A comparison of GARCH models for VaR estimation in three different markets.

Detta är en Kandidat-uppsats från Statistiska institutionen

Sammanfattning: In this paper the value at risk (VaR) forecasts are compared using three different GARCH models; ARCH(1), GARCH(1,1) and EGARCH(1,1). The implemented method is a one-day ahead out of sample forecast of the VaR. The forecasts are evaluated using the Kupiec test with a five percent significance level. The focus is on three different markets; commodities, equities and exchange rates. The goal of this thesis is to answer which of the models; ARCH(1), GARCH(1,1) and EGARCH(1,1) is best at forecasting the VaR for commodities, equities and exchange rates.Which assumed distribution for the conditional variance performs the best?
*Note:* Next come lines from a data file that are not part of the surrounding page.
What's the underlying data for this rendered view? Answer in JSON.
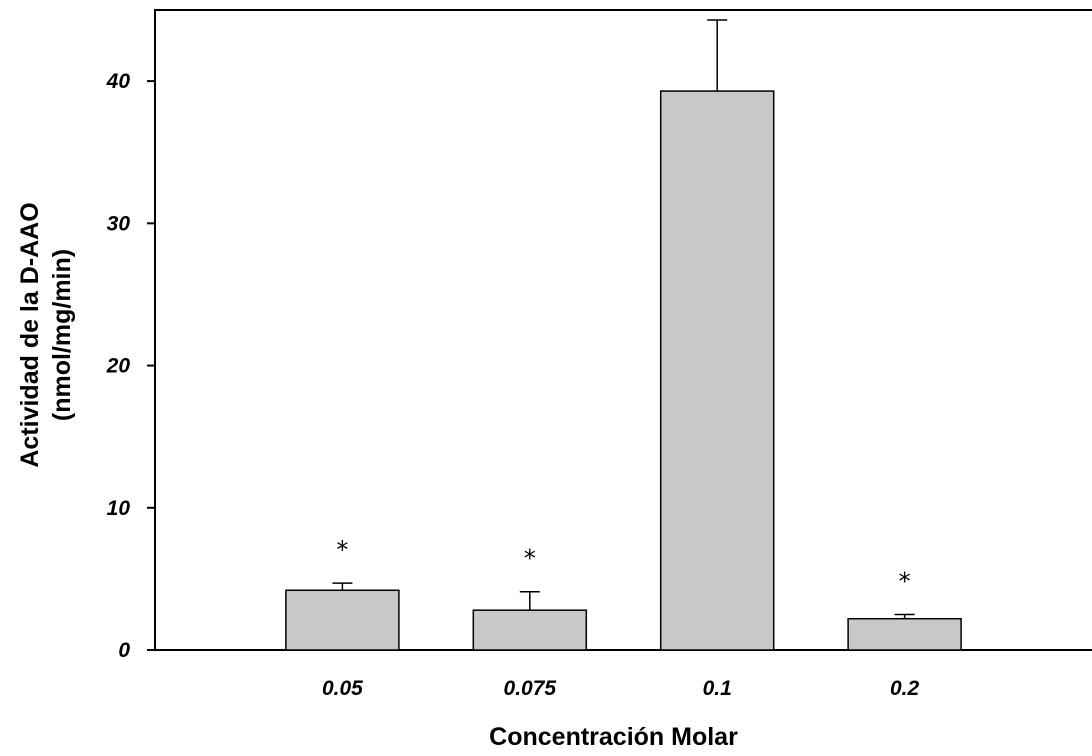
{
  "chart_data": {
    "type": "bar",
    "categories": [
      "0.05",
      "0.075",
      "0.1",
      "0.2"
    ],
    "values": [
      4.2,
      2.8,
      39.3,
      2.2
    ],
    "error_upper": [
      4.7,
      4.1,
      44.3,
      2.5
    ],
    "annotations": [
      "*",
      "*",
      "",
      "*"
    ],
    "xlabel": "Concentración Molar",
    "ylabel_line1": "Actividad de la D-AAO",
    "ylabel_line2": "(nmol/mg/min)",
    "ylim": [
      0,
      45
    ],
    "yticks": [
      0,
      10,
      20,
      30,
      40
    ],
    "ytick_labels": [
      "0",
      "10",
      "20",
      "30",
      "40"
    ],
    "grid": false,
    "legend": "none",
    "colors": {
      "bar_fill": "#c8c8c8",
      "bar_stroke": "#000000",
      "axis": "#000000"
    }
  }
}
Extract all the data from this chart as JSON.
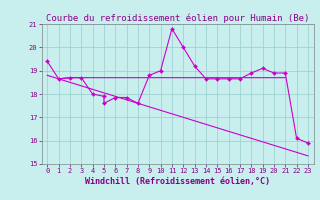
{
  "title": "Courbe du refroidissement éolien pour Humain (Be)",
  "xlabel": "Windchill (Refroidissement éolien,°C)",
  "bg_color": "#c8eeee",
  "line_color": "#cc00cc",
  "grid_color": "#99cccc",
  "xlim": [
    -0.5,
    23.5
  ],
  "ylim": [
    15,
    21
  ],
  "yticks": [
    15,
    16,
    17,
    18,
    19,
    20,
    21
  ],
  "xticks": [
    0,
    1,
    2,
    3,
    4,
    5,
    6,
    7,
    8,
    9,
    10,
    11,
    12,
    13,
    14,
    15,
    16,
    17,
    18,
    19,
    20,
    21,
    22,
    23
  ],
  "line1_x": [
    0,
    1,
    2,
    3,
    4,
    5,
    5,
    6,
    7,
    8,
    9,
    10,
    11,
    12,
    13,
    14,
    15,
    16,
    17,
    18,
    19,
    20,
    21,
    22,
    23
  ],
  "line1_y": [
    19.4,
    18.65,
    18.7,
    18.7,
    18.0,
    17.9,
    17.6,
    17.85,
    17.85,
    17.6,
    18.8,
    19.0,
    20.8,
    20.0,
    19.2,
    18.65,
    18.65,
    18.65,
    18.65,
    18.9,
    19.1,
    18.9,
    18.9,
    16.1,
    15.9
  ],
  "line2_x": [
    1,
    2,
    3,
    4,
    5,
    6,
    7,
    8,
    9,
    10,
    11,
    12,
    13,
    14,
    15,
    16,
    17,
    18,
    19,
    20,
    21
  ],
  "line2_y": [
    18.65,
    18.7,
    18.7,
    18.7,
    18.7,
    18.7,
    18.7,
    18.7,
    18.7,
    18.7,
    18.7,
    18.7,
    18.7,
    18.7,
    18.7,
    18.7,
    18.7,
    18.7,
    18.7,
    18.7,
    18.7
  ],
  "line3_x": [
    0,
    1,
    2,
    3,
    4,
    5,
    6,
    7,
    8,
    9,
    10,
    11,
    12,
    13,
    14,
    15,
    16,
    17,
    18,
    19,
    20,
    21,
    22,
    23
  ],
  "line3_y": [
    18.8,
    18.65,
    18.5,
    18.35,
    18.2,
    18.05,
    17.9,
    17.75,
    17.6,
    17.45,
    17.3,
    17.15,
    17.0,
    16.85,
    16.7,
    16.55,
    16.4,
    16.25,
    16.1,
    15.95,
    15.8,
    15.65,
    15.5,
    15.35
  ],
  "text_color": "#880088",
  "tick_fontsize": 5,
  "xlabel_fontsize": 6,
  "title_fontsize": 6.5
}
Is the normal distribution or the Student-t a better option when forecasting VaR? The results shows that the ARCH(1) and EGARCH(1,1) model specifications are good options for forecasting the VaR for the chosen securities. These models give rise to a statistical significant forecast for the VaR with only one exception, the exchange rate between the SEK and USD. The worst performing model is the GARCH(1,1), which showed no significant results for any security. The normal distribution is the preferred conditional distribution assumption. In some securities the Student-t distribution shows a marginally better result, but the normal distribution is also a valid option in those cases.